WASHINGTON (AFP) - Gun violence is on the rise in US movies and has more than tripled since 1985 in those rated as acceptable for teenagers 13 and older, according to a study out on Monday.
The amount of such violence seen in modern movies rated PG-13 even exceeded that in films rated R for adults last year, said the findings by American and Dutch university researchers in the US journal Pediatrics. The findings raise concern about the impact that seeing shootings in fictional movie scenes may have on youths in real life, since a large body of research has shown that viewing violent films can increase aggression.
"We do not draw a direct causal link to the recent rise in school and other public shootings, but the rise in gun violence in films certainly coincides with those events," said co-author Daniel Romer, director of the Adolescent Communication Institute at the Annenberg Public Policy Centre at the University of Pennsylvania.
Researchers found that by analysing the number of violent sequences in 945 films - all of them picked from the top 30 films each year from 1950 to 2012 - that characters were using guns to kill people more often than they had in decades past.
"Gun violence was defined as shooting a gun and hitting a living target," said the study, noting that weaponry such as rocket-propelled grenades and artillery were not counted, nor were hunting scenes.

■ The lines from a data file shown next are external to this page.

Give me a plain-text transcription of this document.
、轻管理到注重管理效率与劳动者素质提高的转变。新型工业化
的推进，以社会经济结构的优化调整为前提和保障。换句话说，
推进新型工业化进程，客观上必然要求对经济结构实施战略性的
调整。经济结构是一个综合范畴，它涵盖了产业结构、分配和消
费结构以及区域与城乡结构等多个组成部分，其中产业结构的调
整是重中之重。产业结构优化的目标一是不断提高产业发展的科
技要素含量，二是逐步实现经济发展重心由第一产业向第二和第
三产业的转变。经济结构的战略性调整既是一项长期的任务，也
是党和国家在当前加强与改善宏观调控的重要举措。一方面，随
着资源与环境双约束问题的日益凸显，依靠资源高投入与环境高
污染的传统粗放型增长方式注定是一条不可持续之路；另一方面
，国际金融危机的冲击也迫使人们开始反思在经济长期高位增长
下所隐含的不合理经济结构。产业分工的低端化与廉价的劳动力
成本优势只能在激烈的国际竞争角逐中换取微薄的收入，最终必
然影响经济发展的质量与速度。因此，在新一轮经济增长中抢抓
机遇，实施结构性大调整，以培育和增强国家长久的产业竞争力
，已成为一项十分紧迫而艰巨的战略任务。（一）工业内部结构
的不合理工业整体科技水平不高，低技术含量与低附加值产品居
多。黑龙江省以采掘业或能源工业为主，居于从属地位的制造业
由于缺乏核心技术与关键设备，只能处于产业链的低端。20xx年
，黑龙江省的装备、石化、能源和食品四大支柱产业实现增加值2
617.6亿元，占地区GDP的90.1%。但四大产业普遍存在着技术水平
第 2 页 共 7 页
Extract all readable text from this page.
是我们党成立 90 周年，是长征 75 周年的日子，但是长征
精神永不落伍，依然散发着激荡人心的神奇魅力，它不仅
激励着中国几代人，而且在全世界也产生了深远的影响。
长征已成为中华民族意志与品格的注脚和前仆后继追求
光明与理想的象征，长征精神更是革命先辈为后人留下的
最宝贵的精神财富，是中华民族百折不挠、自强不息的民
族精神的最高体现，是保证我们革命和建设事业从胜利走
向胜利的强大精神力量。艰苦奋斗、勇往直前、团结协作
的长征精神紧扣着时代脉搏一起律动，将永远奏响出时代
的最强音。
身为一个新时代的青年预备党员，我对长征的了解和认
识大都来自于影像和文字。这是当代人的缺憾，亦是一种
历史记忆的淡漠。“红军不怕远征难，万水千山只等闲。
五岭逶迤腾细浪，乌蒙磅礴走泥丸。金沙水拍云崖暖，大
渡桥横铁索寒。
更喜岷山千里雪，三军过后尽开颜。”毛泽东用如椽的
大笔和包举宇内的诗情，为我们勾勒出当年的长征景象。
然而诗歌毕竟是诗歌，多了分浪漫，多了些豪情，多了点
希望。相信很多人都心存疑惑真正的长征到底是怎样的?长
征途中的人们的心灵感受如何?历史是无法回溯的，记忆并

They found that gun violence has been increasing in all films and more than doubled since 1950.
But violence has spiked specifically in PG-13 movies, a rating that was introduced in 1985.
"Since 2009 it has been as high or higher than R-rated films," said the study.
Last year, PG-13 movies actually had more gun violence than the average among those rated R for mature audiences. That meant that the gun violence appeared on average in the top R-rated films last year in about 2.15 five-minute segments per hour. In PG-13 movies, the average rate was about three five-minute segments per hour.
Some of the recent PG-13 movies that were analysed for the study and "had a lot of gun violence", according to Mr Romer, were The Dark Knight (2008), Terminator Salvation (2009), Inception (2010), Transformers: Dark Of The Moon (2011), Captain America: The First Avenger (2011), Mission Impossible: Ghost Protocol (2011), The Avengers (2012), The Amazing Spiderman (2012), and Taken 2 (2012).
"It is interesting to contrast some of the movies that came out earlier and were rated R but that have sequels that are more recently rated PG-13," he told AFP in an e-mail.
"These include the Terminator movies that were rated R in earlier incarnations... as well as the Die Hard series which in a more recent version, Live Free or Die Hard (2007), was rated PG-13."